Analog Circuits Get a Makeover

March 8, 2007
Advances in digital electronic circuits have let consumer goods such as digital cameras and MP3 players become smaller and smaller.

Julie Kalista
Online Editor

MIT professor Hae-Seung Lee and his colleagues have developed new analog circuits - comparator-based switched capacitor circuits - that handle voltage differently than conventional analog ones, resulting in greater power efficiency.
Photo courtesy Donna Coveney
However, the same is not true for older analog circuits in the same devices. And, because analog circuits haven't had the same rate of progress, they drain power and cause other bottlenecks in electronic devices.

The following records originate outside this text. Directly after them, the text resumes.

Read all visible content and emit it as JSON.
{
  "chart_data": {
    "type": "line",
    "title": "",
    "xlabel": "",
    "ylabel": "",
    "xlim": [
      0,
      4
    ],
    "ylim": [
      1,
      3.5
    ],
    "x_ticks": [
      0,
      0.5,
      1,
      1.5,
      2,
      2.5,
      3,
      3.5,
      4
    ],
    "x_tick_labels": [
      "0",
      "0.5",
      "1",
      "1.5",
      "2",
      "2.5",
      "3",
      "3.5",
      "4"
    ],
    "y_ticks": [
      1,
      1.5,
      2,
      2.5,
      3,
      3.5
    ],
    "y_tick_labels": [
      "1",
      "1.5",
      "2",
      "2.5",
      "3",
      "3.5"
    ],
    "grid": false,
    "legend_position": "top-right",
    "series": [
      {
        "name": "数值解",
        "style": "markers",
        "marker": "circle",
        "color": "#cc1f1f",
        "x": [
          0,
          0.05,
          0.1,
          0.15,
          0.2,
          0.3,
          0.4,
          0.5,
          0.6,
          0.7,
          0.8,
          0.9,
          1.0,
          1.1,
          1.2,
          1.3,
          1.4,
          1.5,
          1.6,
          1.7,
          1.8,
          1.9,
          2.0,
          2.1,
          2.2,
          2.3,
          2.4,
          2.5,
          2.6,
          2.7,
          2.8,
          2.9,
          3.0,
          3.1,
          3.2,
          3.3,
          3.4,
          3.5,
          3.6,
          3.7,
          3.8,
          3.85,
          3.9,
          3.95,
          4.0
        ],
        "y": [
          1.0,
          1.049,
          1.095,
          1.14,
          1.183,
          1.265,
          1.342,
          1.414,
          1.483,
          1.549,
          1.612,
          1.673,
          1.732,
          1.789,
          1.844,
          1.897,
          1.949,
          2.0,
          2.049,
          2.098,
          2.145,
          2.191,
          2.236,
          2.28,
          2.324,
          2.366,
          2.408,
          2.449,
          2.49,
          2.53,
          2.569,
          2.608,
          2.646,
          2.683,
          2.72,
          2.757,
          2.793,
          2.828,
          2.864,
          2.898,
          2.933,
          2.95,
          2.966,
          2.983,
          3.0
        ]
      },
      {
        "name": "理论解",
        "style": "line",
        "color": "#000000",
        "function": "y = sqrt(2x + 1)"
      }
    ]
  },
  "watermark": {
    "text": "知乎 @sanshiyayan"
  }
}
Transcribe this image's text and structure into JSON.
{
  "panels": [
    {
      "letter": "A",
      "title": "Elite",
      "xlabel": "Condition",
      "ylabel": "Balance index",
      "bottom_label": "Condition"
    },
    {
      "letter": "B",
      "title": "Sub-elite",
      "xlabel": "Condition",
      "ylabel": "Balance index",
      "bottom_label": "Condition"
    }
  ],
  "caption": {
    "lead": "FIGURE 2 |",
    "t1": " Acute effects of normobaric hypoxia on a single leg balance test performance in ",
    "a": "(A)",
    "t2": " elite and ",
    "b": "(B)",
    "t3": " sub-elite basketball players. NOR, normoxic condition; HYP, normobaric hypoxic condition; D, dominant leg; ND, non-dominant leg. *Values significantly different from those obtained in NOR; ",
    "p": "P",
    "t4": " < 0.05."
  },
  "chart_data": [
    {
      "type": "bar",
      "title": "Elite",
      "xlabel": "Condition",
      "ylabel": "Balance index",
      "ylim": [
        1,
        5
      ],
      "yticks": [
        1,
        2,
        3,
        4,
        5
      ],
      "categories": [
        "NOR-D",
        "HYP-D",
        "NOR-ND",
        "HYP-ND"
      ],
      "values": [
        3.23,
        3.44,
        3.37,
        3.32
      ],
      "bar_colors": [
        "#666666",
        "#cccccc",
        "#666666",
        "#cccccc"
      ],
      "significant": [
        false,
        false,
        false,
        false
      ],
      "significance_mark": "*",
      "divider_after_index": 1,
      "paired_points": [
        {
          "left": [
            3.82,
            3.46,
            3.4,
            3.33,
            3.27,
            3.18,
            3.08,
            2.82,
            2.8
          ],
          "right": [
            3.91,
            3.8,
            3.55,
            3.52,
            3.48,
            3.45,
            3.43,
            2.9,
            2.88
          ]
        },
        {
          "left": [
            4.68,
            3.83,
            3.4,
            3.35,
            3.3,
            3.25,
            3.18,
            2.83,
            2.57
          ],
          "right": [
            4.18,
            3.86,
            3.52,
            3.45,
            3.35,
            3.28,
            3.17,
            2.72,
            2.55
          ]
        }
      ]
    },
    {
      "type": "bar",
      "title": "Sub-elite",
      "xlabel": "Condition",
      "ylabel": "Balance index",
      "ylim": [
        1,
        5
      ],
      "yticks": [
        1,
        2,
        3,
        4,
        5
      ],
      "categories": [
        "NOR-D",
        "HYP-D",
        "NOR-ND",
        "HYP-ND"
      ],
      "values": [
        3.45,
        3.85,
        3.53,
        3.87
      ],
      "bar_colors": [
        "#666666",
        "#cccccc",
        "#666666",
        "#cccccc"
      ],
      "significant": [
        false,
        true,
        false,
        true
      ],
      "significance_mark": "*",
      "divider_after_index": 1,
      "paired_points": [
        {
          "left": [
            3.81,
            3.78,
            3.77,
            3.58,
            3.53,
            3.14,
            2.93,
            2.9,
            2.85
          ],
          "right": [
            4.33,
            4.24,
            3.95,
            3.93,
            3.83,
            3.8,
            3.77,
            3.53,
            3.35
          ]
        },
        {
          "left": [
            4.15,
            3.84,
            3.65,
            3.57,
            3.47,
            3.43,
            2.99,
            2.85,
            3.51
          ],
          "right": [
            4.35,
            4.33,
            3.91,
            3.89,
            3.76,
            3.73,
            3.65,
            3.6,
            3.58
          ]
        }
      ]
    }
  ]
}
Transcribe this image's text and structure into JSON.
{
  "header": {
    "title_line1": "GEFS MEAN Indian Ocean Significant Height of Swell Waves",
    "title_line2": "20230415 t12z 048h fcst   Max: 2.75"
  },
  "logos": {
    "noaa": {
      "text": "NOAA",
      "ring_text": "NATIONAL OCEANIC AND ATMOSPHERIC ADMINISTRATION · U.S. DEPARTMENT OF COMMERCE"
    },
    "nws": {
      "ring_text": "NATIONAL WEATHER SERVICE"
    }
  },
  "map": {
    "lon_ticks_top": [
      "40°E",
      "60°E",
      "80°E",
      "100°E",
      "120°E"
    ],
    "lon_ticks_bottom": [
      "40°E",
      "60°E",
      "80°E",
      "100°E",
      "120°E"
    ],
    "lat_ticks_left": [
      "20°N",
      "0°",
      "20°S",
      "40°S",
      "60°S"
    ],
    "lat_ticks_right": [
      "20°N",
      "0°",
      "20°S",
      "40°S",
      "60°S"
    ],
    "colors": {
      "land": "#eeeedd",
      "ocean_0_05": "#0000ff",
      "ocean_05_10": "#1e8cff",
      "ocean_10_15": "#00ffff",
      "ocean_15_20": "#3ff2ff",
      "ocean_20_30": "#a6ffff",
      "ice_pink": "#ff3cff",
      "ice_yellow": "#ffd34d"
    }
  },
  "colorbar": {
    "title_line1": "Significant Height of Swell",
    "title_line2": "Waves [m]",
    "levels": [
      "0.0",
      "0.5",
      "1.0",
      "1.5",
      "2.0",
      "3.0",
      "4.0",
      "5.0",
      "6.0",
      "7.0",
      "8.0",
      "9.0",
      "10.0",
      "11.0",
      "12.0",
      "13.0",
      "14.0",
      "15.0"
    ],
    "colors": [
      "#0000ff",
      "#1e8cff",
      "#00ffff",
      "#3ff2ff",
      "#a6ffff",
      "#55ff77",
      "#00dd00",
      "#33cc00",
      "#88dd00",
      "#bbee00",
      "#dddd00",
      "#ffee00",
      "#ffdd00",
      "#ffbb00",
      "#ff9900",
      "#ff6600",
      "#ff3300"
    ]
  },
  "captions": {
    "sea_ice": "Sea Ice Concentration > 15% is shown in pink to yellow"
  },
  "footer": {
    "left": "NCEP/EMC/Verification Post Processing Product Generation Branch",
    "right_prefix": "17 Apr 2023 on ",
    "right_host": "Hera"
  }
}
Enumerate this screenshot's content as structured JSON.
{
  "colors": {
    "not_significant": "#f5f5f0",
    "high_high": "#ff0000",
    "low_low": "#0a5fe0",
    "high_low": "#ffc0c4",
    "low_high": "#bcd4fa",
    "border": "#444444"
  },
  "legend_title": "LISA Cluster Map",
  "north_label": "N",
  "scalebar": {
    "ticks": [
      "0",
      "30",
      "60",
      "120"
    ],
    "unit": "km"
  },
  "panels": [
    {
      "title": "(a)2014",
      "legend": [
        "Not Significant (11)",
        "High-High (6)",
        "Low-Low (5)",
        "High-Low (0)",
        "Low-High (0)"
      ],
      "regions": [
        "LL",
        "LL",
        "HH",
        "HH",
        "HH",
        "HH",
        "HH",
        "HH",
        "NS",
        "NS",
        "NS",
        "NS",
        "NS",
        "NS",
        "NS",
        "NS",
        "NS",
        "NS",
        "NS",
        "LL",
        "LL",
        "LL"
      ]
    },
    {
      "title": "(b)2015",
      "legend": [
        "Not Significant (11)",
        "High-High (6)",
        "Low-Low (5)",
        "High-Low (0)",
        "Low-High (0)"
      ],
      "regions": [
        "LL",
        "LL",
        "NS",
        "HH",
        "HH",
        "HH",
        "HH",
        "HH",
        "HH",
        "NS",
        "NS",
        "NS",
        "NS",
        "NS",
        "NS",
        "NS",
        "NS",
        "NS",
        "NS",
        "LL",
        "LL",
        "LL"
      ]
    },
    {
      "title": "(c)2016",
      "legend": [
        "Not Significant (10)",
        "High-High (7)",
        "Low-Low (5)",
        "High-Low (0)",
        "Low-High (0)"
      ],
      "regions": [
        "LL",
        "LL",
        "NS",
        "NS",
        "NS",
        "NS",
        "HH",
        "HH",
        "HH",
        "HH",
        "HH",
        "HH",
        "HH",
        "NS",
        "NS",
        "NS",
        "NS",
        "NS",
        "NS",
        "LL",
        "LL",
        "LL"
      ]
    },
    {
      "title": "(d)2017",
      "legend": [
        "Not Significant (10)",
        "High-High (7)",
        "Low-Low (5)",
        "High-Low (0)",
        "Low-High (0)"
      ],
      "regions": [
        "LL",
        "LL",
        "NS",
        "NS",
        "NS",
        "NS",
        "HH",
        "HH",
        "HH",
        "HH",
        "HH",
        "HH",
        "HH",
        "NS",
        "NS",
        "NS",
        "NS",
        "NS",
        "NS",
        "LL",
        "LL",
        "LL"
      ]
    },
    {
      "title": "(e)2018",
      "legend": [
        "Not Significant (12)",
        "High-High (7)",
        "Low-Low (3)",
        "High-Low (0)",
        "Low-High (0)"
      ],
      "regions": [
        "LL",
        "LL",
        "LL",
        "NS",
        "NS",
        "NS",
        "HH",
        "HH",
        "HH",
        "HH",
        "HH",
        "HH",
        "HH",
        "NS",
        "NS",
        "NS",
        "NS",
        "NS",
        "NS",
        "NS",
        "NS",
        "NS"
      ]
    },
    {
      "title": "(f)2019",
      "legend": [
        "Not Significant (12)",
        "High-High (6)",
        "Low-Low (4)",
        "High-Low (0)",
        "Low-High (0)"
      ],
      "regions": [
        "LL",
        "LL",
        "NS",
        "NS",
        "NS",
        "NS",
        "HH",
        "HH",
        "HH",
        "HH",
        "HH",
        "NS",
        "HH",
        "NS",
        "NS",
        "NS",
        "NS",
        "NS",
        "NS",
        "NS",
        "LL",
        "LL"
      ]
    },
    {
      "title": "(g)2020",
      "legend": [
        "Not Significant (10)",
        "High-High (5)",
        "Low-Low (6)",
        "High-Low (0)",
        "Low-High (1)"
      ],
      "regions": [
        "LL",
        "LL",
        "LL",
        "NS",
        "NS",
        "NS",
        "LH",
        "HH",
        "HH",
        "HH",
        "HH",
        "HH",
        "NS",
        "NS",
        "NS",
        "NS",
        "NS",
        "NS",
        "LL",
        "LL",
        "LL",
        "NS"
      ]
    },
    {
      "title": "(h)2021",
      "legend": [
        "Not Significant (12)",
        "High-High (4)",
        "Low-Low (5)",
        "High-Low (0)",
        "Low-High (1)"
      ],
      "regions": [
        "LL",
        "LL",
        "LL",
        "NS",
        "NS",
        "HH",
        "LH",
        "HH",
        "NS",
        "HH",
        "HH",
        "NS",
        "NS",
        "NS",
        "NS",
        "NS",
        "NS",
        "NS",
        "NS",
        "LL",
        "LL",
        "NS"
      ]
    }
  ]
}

The problem may be solved, thanks to researchers at Massachusetts Institute of Technology (MIT). They have made analog circuits that eliminate operational amplifiers but still maintain most of the benefits of op-amp circuits. The new comparator-based switched capacitor (CBSC) circuits handle voltage differently, resulting in greater power efficiency.

Analog circuits amplify, process, and filter analog signals and convert them to digital signals. Digital circuits, on the other hand, use CMOS technology, letting software do most of the performance enhancement. There is a lot of room for innovation on the human design of analog circuits.

And, the importance of analog circuits is growing because most real-world signals are analog, so they are an essential part of most electronic systems. The MIT research could eliminate op-amps by allowing designs that rely on circuit blocks and be easily implemented with systems that have supply voltages under one volt. Two prototypes that use comparators exist. The first CBSC is and analog-to-digital converter and the second is an 8-bit, 200 MHz analog-to-digital converter.